The other thing I learnt was that the only way to get over the upset the will caused me was to let it go.
I wasn’t going to let my mother’s will reach into my present.
It has been the most grown-up decision of my life, and in the end, it has made me richer.
Letting go was not easy, but it was necessary.
It allowed me to move forward, to find peace in the knowledge that I had done what I could to heal the wounds of the past.
Learn how to manage your expectations with psychotherapist Kamalyn Kaur.

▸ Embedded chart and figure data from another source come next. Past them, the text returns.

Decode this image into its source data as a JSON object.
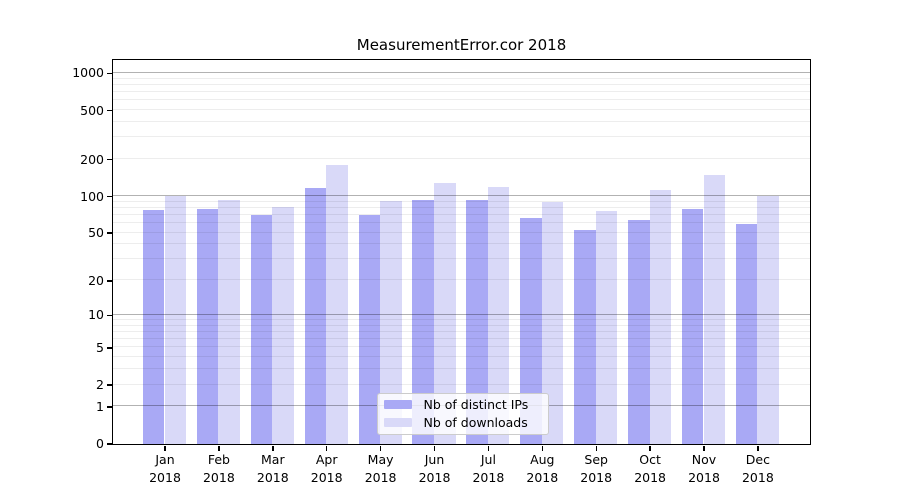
{
  "chart_data": {
    "type": "bar",
    "title": "MeasurementError.cor 2018",
    "x_year": "2018",
    "categories": [
      "Jan",
      "Feb",
      "Mar",
      "Apr",
      "May",
      "Jun",
      "Jul",
      "Aug",
      "Sep",
      "Oct",
      "Nov",
      "Dec"
    ],
    "series": [
      {
        "name": "Nb of distinct IPs",
        "color": "#a9a9f5",
        "values": [
          77,
          79,
          70,
          117,
          70,
          92,
          92,
          66,
          53,
          64,
          79,
          59
        ]
      },
      {
        "name": "Nb of downloads",
        "color": "#d9d9f8",
        "values": [
          100,
          92,
          82,
          180,
          91,
          128,
          118,
          89,
          75,
          113,
          148,
          100
        ]
      }
    ],
    "y_scale": "log10(value+1)",
    "ylim": [
      0,
      1270
    ],
    "y_tick_values": [
      0,
      1,
      2,
      5,
      10,
      20,
      50,
      100,
      200,
      500,
      1000
    ],
    "y_tick_labels": [
      "0",
      "1",
      "2",
      "5",
      "10",
      "20",
      "50",
      "100",
      "200",
      "500",
      "1000"
    ],
    "y_major_gridlines": [
      1,
      10,
      100,
      1000
    ],
    "y_minor_gridlines": [
      2,
      3,
      4,
      5,
      6,
      7,
      8,
      9,
      20,
      30,
      40,
      50,
      60,
      70,
      80,
      90,
      200,
      300,
      400,
      500,
      600,
      700,
      800,
      900
    ],
    "grid": "on",
    "legend_position": "lower center inside plot",
    "colors": {
      "background": "#ffffff",
      "axis": "#000000",
      "major_grid": "rgba(0,0,0,0.30)",
      "minor_grid": "rgba(0,0,0,0.07)",
      "legend_border": "#cccccc"
    }
  }
}
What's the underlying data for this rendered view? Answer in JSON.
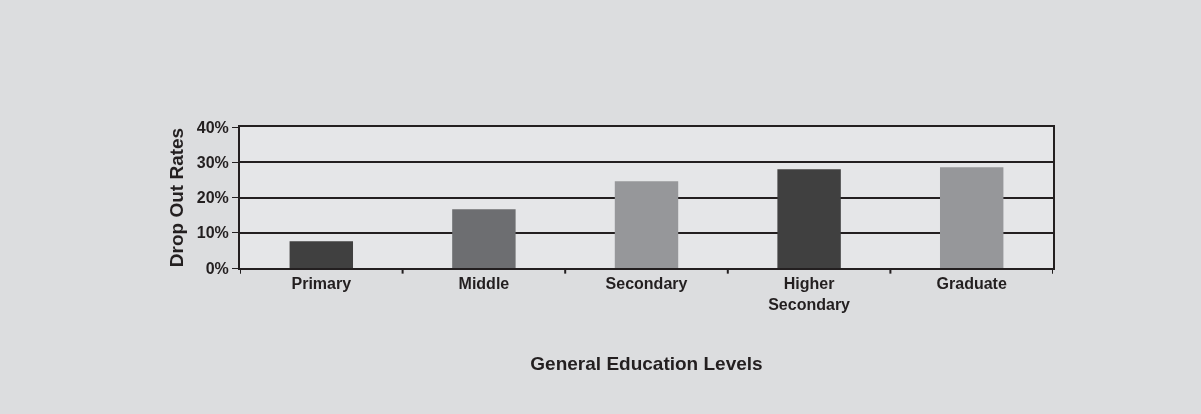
{
  "chart_data": {
    "type": "bar",
    "xlabel": "General Education Levels",
    "ylabel": "Drop Out Rates",
    "categories": [
      "Primary",
      "Middle",
      "Secondary",
      "Higher Secondary",
      "Graduate"
    ],
    "values": [
      7.6,
      16.7,
      24.6,
      28.0,
      28.6
    ],
    "colors": [
      "#404040",
      "#6d6e71",
      "#96979a",
      "#404040",
      "#96979a"
    ],
    "ylim": [
      0,
      40
    ],
    "yticks": [
      {
        "value": 0,
        "label": "0%"
      },
      {
        "value": 10,
        "label": "10%"
      },
      {
        "value": 20,
        "label": "20%"
      },
      {
        "value": 30,
        "label": "30%"
      },
      {
        "value": 40,
        "label": "40%"
      }
    ],
    "grid": "y"
  }
}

Feeling crushed after being left out—or getting less than expected—in a loved one’s will?
Psychotherapist Kamalyn Kaur offers her advice on dealing with the blow.
In a world where inheritance can be both a source of hope and a cause of heartbreak, it is essential to approach the situation with clarity and emotional resilience.
The process of coming to terms with a will can be deeply personal, and it is important to seek guidance when needed.
Manage expectations.
Treat inheritance as a possibility, not a promise.
Any inheritance is the choice of the person leaving it, not an automatic birthright.
The deceased will have had personal reasons for making the will that they did—which may well have changed over time as circumstances changed.
It is crucial to remember that the decisions made in a will are often complex and influenced by a multitude of factors, many of which may not be immediately apparent.
Tell yourself it was their money to do with as they wished and that your worth is not measured by what you were or weren’t left.
This mindset shift can be challenging, but it is essential for emotional healing.
It is easy to feel that a will is a reflection of the deceased’s feelings toward the recipient, but it is important to recognize that the will is a legal document, not an expression of love or affection.
When you don’t get what’s expected.
It’s OK to feel disappointed, it’s a valid feeling—but realise this will be enmeshed with your grief.
For some people a will is about more than just monetary value, they might see it as a representation of love, acknowledgement and recognition for what they did.
If you can’t fight the feeling that you haven’t been treated fairly then give those feelings space and let them naturally work through your body.
It is important to acknowledge your emotions without allowing them to consume you.
Talk to someone you trust too—just make sure they are impartial.
It can be difficult to find someone who is both supportive and objective, but it is a necessary step in the healing process.
Sharing your feelings with someone who can provide perspective can help you see the situation in a new light and find ways to move forward.
Sibling squabbles.
The process of dealing with a will can be particularly challenging when it involves siblings.
The emotions that arise can be intense, and it is easy for old resentments to resurface.
It is important to approach these discussions with empathy and a willingness to listen.
Open communication is key, even if it is difficult.
Talk to your siblings.
It is important to find a way to discuss the will in a constructive manner, even if there are disagreements.
It may be necessary to seek the help of a mediator or a legal professional to ensure that the process is fair and that everyone’s feelings are heard.
The goal should be to find a resolution that respects the wishes of the deceased while also addressing the needs of the living.
Moving on.
The process of healing after a will can take time, but it is possible.
It is important to focus on the present and to find ways to move forward, even if the past is painful.
This may involve seeking therapy, joining support groups, or simply taking time to reflect on the experience.
Focus on the relationships that matter.
While dealing with the aftermath of a will can be emotionally draining, it is important to remember the relationships that have brought joy and meaning to your life.
Focusing on these connections can help you find a sense of purpose and belonging, even in the face of loss.
Home in on happy memories.
In the wake of a will, it is easy to be consumed by the pain of the past.
However, it is important to also take time to reflect on the happy memories that have shaped your life.
These memories can be a source of comfort and strength, reminding you of the love and joy that have been a part of your journey.